Dheepan (2015)
6/10
Slight Tale of the Traumatic Effect of Civil War on the Human Psyche
13 January 2016
Call me curmudgeonly if you like, but I found DHEEPAN to be a rather slight tale using obvious symbolism to make its political and psychological points.

Dheepan (Jesuthasan Antonythasan) is a Tamil Tiger forced out of Sri Lanka and settled by the French government as an asylum seeker in one of the less salubrious Parisian suburbs. He claims to be married to Yalini (Kalieaswari Srinivasan) and to have a daughter (Claudine Vinasithamby), but this turns out to be a convenient lie, guaranteeing him a place to live. Dheepan gets a job as a janitor, responsible for cleaning most of the apartments on the estate. Despite his best attempts to fit in, the experience of civil war proves too traumatic for him, affecting his mental state and driving him into an orgy of violent retribution at the end.

Director Jacques Audiard's representation of the dystopian estate with its gang warfare and perpetual threat of crime is not much different from that portrayed in LA HAINE (1995). Most of the residents are immigrants from North Africa or the Middle East, so it might be argued with justification that the film perpetuates racist stereotypes of "the other" as somehow threatening the civilized status quo.

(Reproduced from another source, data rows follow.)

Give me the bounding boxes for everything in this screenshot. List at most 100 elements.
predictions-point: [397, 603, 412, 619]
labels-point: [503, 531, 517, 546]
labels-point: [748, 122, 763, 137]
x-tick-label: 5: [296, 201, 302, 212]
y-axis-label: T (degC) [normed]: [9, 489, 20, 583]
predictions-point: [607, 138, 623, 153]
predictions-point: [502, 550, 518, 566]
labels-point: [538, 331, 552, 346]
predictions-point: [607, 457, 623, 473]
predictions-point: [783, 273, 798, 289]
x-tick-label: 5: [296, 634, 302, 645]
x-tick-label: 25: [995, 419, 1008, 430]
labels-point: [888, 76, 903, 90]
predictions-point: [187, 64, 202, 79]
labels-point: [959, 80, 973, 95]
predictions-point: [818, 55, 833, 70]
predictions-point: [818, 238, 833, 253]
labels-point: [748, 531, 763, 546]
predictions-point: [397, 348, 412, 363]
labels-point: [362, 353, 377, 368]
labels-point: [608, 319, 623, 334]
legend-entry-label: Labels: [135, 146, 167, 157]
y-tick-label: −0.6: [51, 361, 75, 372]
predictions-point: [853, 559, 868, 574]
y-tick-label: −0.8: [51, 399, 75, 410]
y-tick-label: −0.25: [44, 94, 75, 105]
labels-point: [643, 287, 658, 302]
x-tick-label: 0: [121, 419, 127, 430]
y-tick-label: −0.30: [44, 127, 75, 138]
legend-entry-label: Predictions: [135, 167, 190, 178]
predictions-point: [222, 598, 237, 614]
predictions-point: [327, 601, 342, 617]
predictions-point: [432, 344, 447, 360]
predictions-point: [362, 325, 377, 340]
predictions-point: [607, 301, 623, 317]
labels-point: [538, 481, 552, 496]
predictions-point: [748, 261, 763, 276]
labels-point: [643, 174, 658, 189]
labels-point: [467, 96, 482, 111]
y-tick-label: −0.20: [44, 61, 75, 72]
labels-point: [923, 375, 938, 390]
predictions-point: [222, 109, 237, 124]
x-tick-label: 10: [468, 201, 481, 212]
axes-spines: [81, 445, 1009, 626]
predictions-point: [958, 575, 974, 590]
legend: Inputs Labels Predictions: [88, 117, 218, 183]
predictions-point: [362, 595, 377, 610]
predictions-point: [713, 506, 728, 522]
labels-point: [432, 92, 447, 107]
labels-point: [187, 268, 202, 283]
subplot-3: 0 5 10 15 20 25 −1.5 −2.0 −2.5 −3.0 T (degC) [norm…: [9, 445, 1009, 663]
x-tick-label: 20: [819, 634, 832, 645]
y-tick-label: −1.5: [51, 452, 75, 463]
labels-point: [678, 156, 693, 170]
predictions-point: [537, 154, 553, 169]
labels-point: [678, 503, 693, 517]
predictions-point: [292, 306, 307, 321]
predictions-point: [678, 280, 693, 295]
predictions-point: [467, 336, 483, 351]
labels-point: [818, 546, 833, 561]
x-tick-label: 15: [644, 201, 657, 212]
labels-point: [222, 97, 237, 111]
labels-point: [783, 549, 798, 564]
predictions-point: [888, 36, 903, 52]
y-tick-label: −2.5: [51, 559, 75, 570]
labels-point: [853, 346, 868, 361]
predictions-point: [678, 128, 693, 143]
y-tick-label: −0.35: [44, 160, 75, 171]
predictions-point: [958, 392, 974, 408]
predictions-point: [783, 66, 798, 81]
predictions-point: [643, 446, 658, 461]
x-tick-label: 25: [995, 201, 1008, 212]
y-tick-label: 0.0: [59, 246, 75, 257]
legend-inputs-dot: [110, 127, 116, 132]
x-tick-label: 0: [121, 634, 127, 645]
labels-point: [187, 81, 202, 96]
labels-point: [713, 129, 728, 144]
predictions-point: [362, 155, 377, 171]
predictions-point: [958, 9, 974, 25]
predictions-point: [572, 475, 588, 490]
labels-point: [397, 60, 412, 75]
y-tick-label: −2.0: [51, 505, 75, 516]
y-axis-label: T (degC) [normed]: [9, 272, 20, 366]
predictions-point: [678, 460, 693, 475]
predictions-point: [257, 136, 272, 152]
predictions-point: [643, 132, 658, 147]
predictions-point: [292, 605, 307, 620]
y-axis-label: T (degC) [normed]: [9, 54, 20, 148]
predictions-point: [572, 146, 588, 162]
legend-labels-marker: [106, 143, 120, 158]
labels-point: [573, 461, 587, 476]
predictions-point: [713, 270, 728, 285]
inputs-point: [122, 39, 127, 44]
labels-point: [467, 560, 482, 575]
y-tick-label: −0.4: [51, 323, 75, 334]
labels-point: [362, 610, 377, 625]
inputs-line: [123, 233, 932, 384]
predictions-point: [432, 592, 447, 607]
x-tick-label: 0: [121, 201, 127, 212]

Dheepan's state of mind is signaled by some fairly obvious symbolism - for example, a close-up of an elephant suggesting that unpleasant memories can never be forgotten. His eventual descent into violence seems illogical in terms of what has gone before; but perhaps this is what the experience of battle does to people. On the other hand, the film does include footage of Sri Lankan rituals - for example, a Buddhist religious celebration followed by a picnic - so it could be argued that director Audiard once again associates the Other with strangeness and irrationality.

In light of current events, especially those taking place in Paris, it might be argued that DHEEPAN serves a negative rather than a positive purpose. While suggesting that the experience of war causes trauma that can never be dealt with successfully, the film almost exclusively associates that trauma with the immigrant. The only way to remove that trauma is to treat them in hospital or expel them from the country, a measure that would certainly satisfy the political right, but might not be acceptable to most believers in the democratic ideal.

The film won the Palme D'Or at the 2015 Cannes Festival. Perhaps this was due to its political content: at last a director had the guts to deal with the immigrant experience in an honest yet forceful manner. But perhaps recent political events have overtaken the film, and hence changed our impressions of it.